---
id: "entity-western-pacific"
type: "entity"
entityType: "organization"
canonicalName: "Western Pacific"
aliases: ["disguised name (Australia-based multinational bank)"]
source_timestamps: ["§ Effect #2: Duplication and Contradiction"]
source_url: "https://hbr.org/2025/09/dont-let-ai-reinforce-organizational-silos"
source_title: "Don't Let AI Reinforce Organizational Silos"
tags: ["case-study", "banking"]
related: ["concept-ai-duplication-contradiction", "question-resolving-model-contradictions"]
sources: ["tail2"]
sourceVaultSlug: "hbr-seg-tail2"
originDay: 2
articleStem: "hbr-tail-130-ai-reinforce-silos"
sourceUrl: "https://hbr.org/2025/09/dont-let-ai-reinforce-organizational-silos"
sourceTitle: "Don’t Let AI Reinforce Organizational Silos"
---
# Western Pacific

**Type:** Case study — disguised name for an Australia-based multinational bank advised by the authors.

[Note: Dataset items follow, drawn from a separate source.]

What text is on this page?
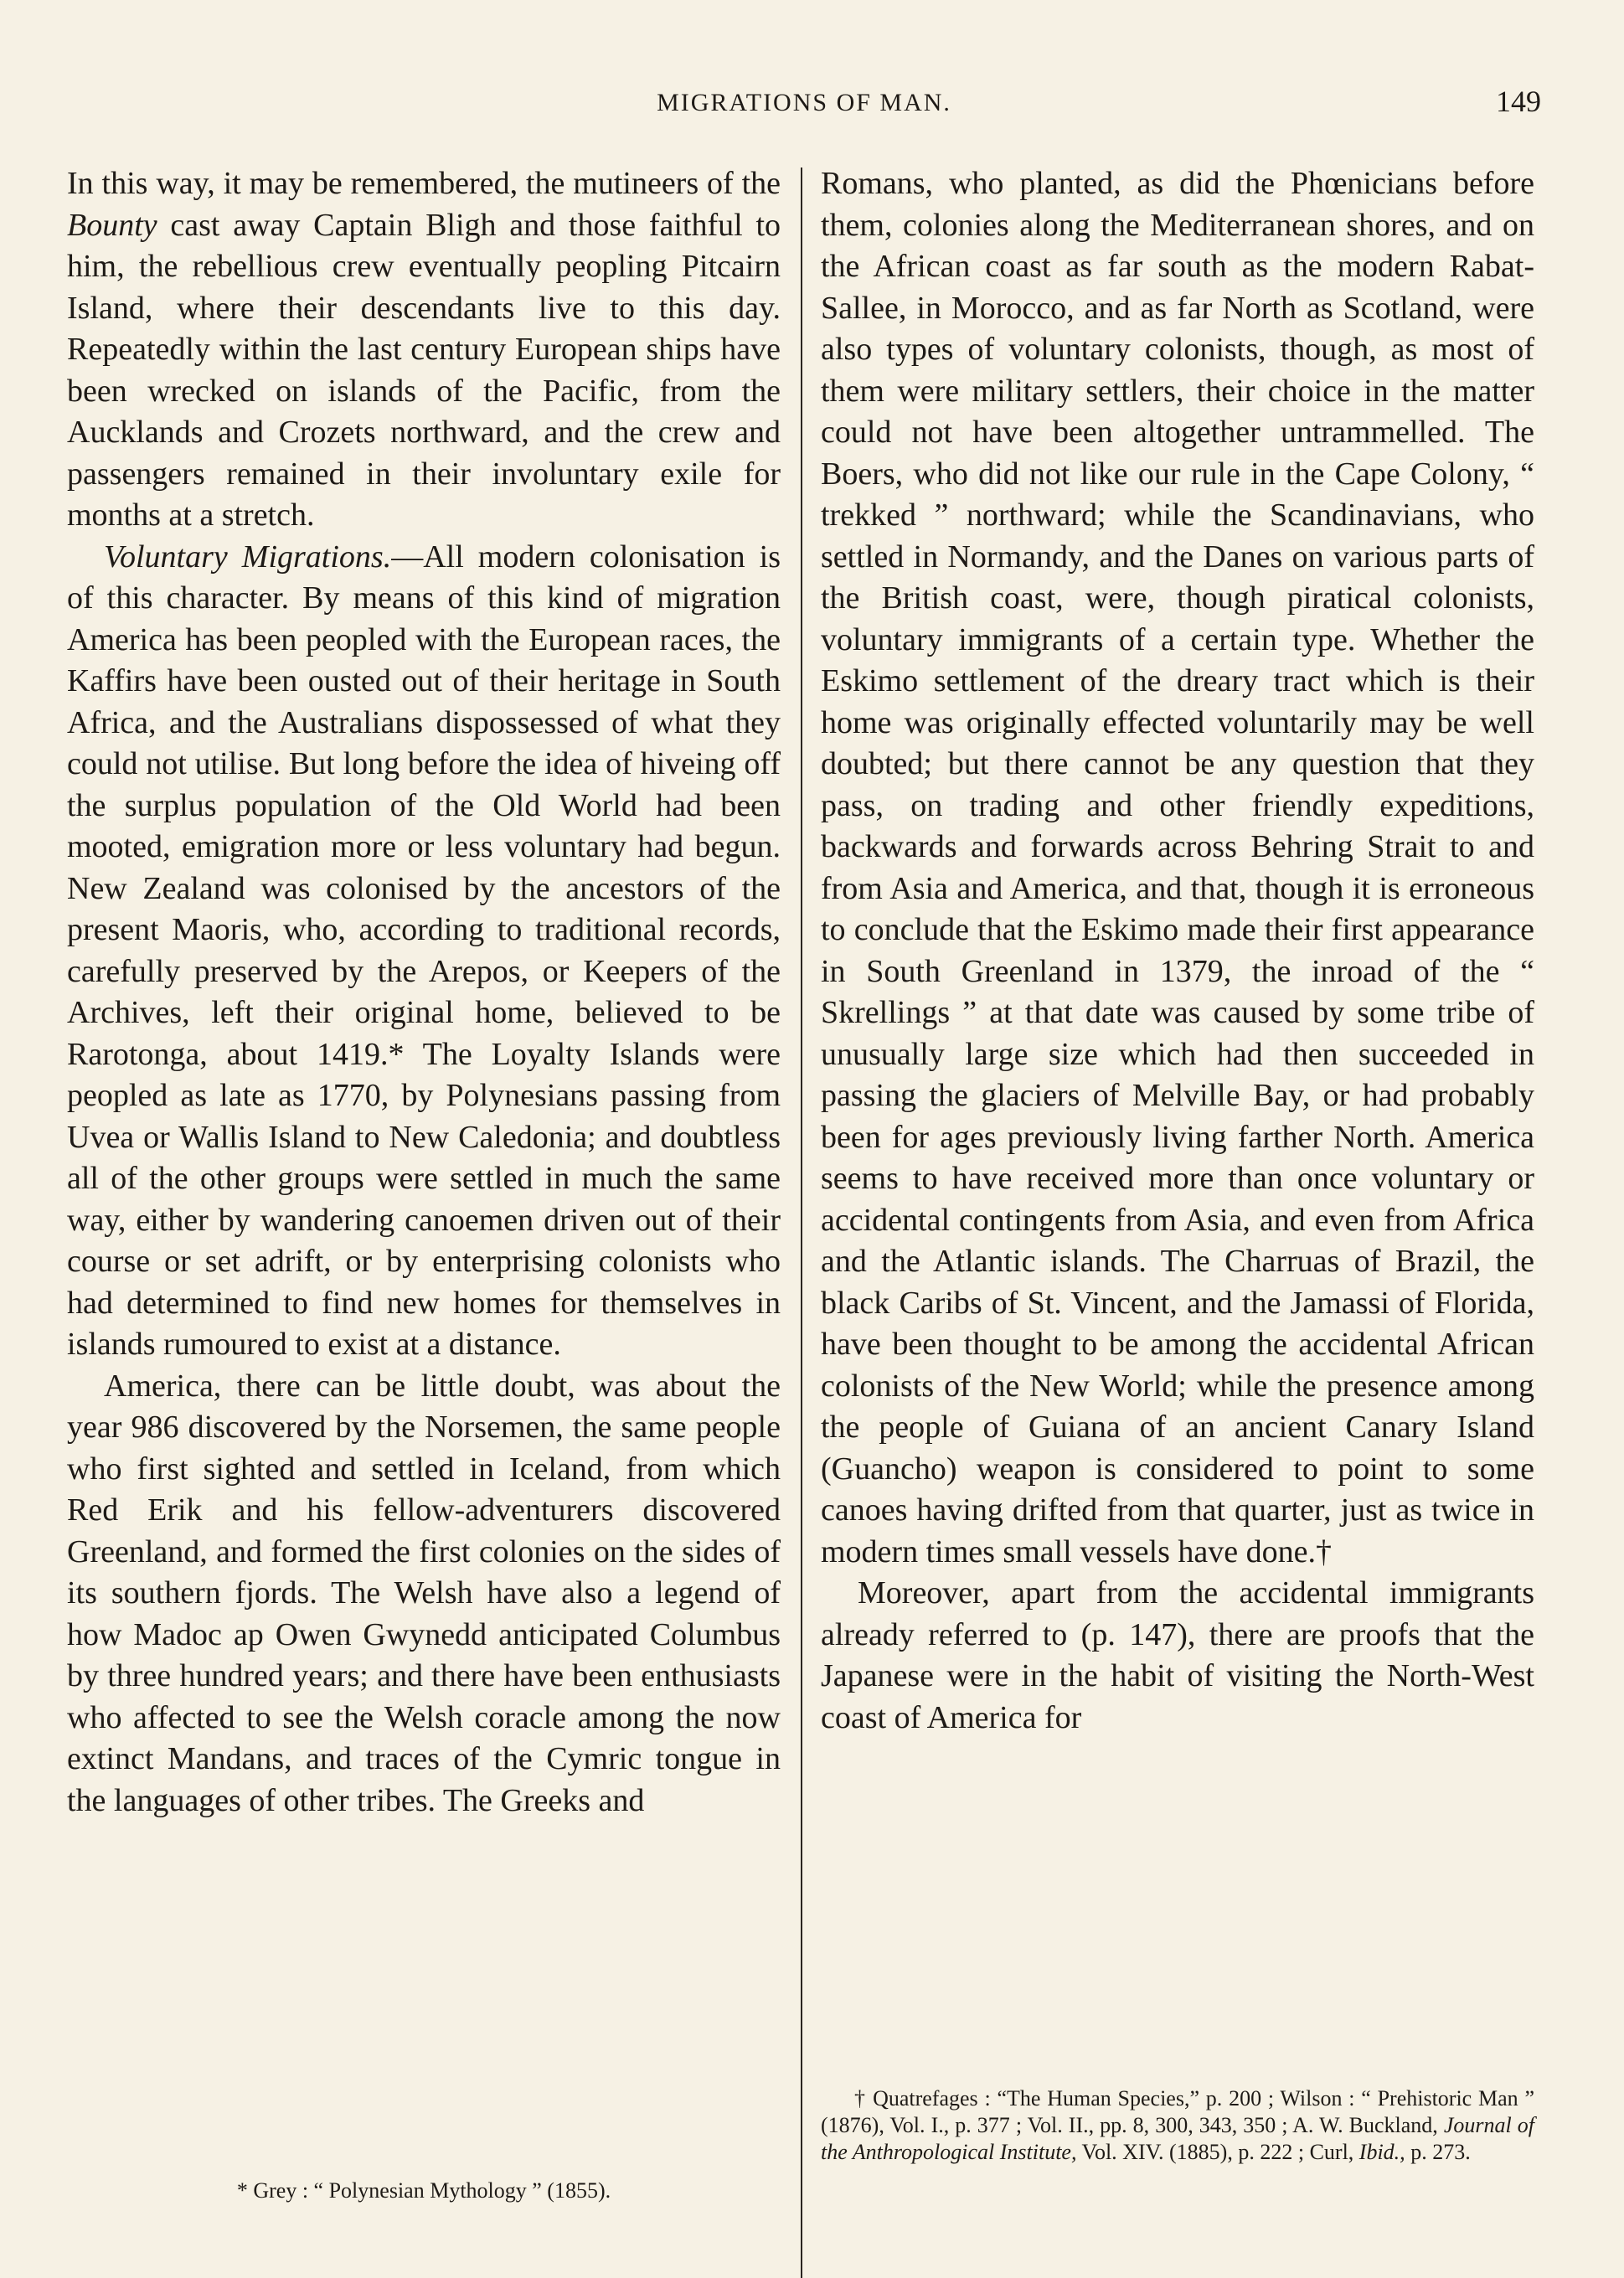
MIGRATIONS OF MAN.	149

In this way, it may be remembered, the mutineers of the Bounty cast away Captain Bligh and those faithful to him, the rebellious crew eventually peopling Pitcairn Island, where their descendants live to this day. Repeatedly within the last century European ships have been wrecked on islands of the Pacific, from the Aucklands and Crozets northward, and the crew and passengers remained in their involuntary exile for months at a stretch.

Voluntary Migrations.—All modern colonisation is of this character. By means of this kind of migration America has been peopled with the European races, the Kaffirs have been ousted out of their heritage in South Africa, and the Australians dispossessed of what they could not utilise. But long before the idea of hiveing off the surplus population of the Old World had been mooted, emigration more or less voluntary had begun. New Zealand was colonised by the ancestors of the present Maoris, who, according to traditional records, carefully preserved by the Arepos, or Keepers of the Archives, left their original home, believed to be Rarotonga, about 1419.* The Loyalty Islands were peopled as late as 1770, by Polynesians passing from Uvea or Wallis Island to New Caledonia; and doubtless all of the other groups were settled in much the same way, either by wandering canoemen driven out of their course or set adrift, or by enterprising colonists who had determined to find new homes for themselves in islands rumoured to exist at a distance.

America, there can be little doubt, was about the year 986 discovered by the Norsemen, the same people who first sighted and settled in Iceland, from which Red Erik and his fellow-adventurers discovered Greenland, and formed the first colonies on the sides of its southern fjords. The Welsh have also a legend of how Madoc ap Owen Gwynedd anticipated Columbus by three hundred years; and there have been enthusiasts who affected to see the Welsh coracle among the now extinct Mandans, and traces of the Cymric tongue in the languages of other tribes. The Greeks and

Romans, who planted, as did the Phœnicians before them, colonies along the Mediterranean shores, and on the African coast as far south as the modern Rabat-Sallee, in Morocco, and as far North as Scotland, were also types of voluntary colonists, though, as most of them were military settlers, their choice in the matter could not have been altogether untrammelled. The Boers, who did not like our rule in the Cape Colony, “ trekked ” northward; while the Scandinavians, who settled in Normandy, and the Danes on various parts of the British coast, were, though piratical colonists, voluntary immigrants of a certain type. Whether the Eskimo settlement of the dreary tract which is their home was originally effected voluntarily may be well doubted; but there cannot be any question that they pass, on trading and other friendly expeditions, backwards and forwards across Behring Strait to and from Asia and America, and that, though it is erroneous to conclude that the Eskimo made their first appearance in South Greenland in 1379, the inroad of the “ Skrellings ” at that date was caused by some tribe of unusually large size which had then succeeded in passing the glaciers of Melville Bay, or had probably been for ages previously living farther North. America seems to have received more than once voluntary or accidental contingents from Asia, and even from Africa and the Atlantic islands. The Charruas of Brazil, the black Caribs of St. Vincent, and the Jamassi of Florida, have been thought to be among the accidental African colonists of the New World; while the presence among the people of Guiana of an ancient Canary Island (Guancho) weapon is considered to point to some canoes having drifted from that quarter, just as twice in modern times small vessels have done.†

Moreover, apart from the accidental immigrants already referred to (p. 147), there are proofs that the Japanese were in the habit of visiting the North-West coast of America for

* Grey : “ Polynesian Mythology ” (1855).
† Quatrefages : “The Human Species,” p. 200 ; Wilson : “ Prehistoric Man ” (1876), Vol. I., p. 377 ; Vol. II., pp. 8, 300, 343, 350 ; A. W. Buckland, Journal of the Anthropological Institute, Vol. XIV. (1885), p. 222 ; Curl, Ibid., p. 273.
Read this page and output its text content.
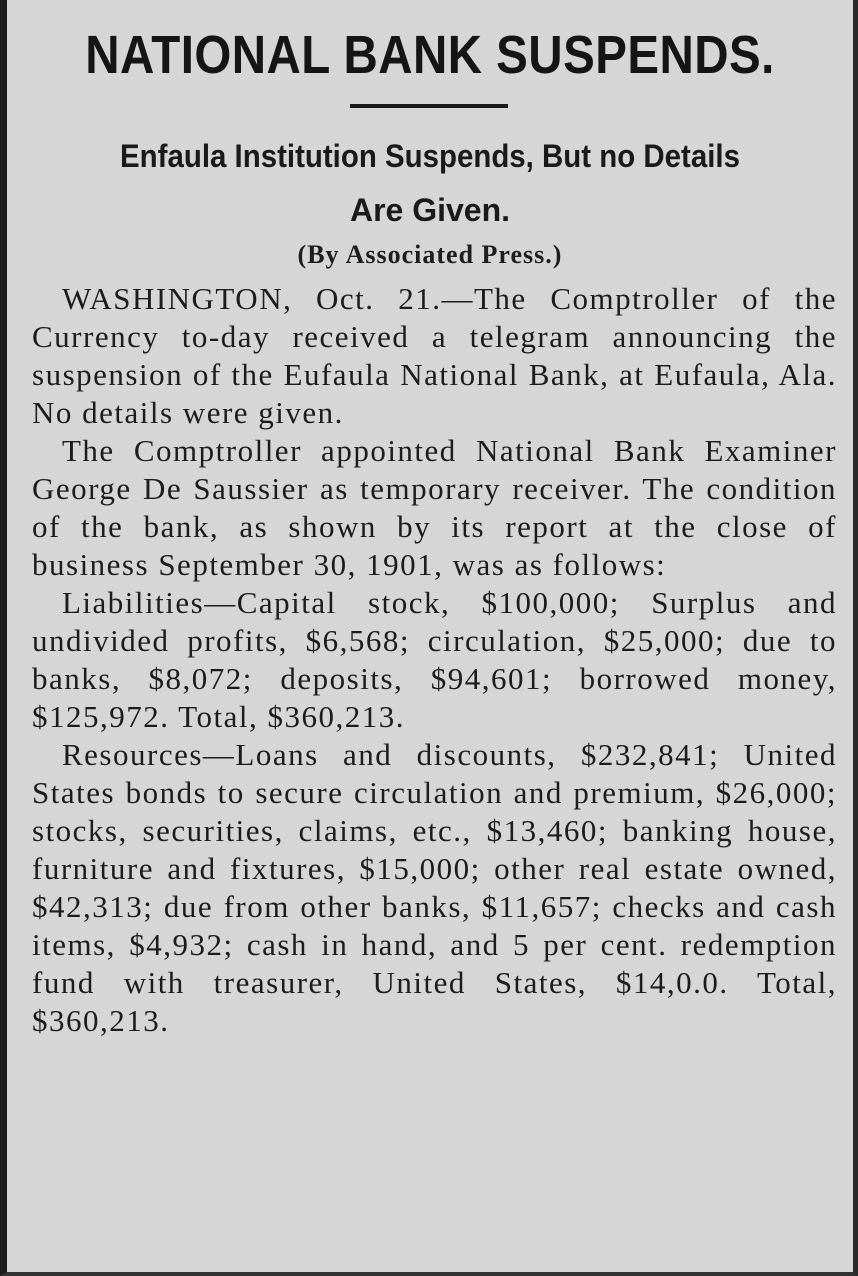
NATIONAL BANK SUSPENDS.
Enfaula Institution Suspends, But no Details
Are Given.
(By Associated Press.)

WASHINGTON, Oct. 21.—The Comptroller of the Currency to-day received a telegram announcing the suspension of the Eufaula National Bank, at Eufaula, Ala. No details were given.

The Comptroller appointed National Bank Examiner George De Saussier as temporary receiver. The condition of the bank, as shown by its report at the close of business September 30, 1901, was as follows:

Liabilities—Capital stock, $100,000; Surplus and undivided profits, $6,568; circulation, $25,000; due to banks, $8,072; deposits, $94,601; borrowed money, $125,972. Total, $360,213.

Resources—Loans and discounts, $232,841; United States bonds to secure circulation and premium, $26,000; stocks, securities, claims, etc., $13,460; banking house, furniture and fixtures, $15,000; other real estate owned, $42,313; due from other banks, $11,657; checks and cash items, $4,932; cash in hand, and 5 per cent. redemption fund with treasurer, United States, $14,0.0. Total, $360,213.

**Illustrates:** [[concept-ai-duplication-contradiction]] (Effect #2). The finance department's risk-management AI (using traditional credit scores) flagged a customer segment as high-risk and to be avoided; simultaneously, the marketing department's AI (using digital behavior and social data) flagged the *same segment* as a prime target for acquisition.

**Outcome:** Contradictory directives from the bank's own fragmented intelligence systems created internal tension and strategic paralysis. The example motivates the [[concept-purpose-first-approach]] fix and raises the still-open governance question of how to resolve such conflicts in the moment — see [[question-resolving-model-contradictions]].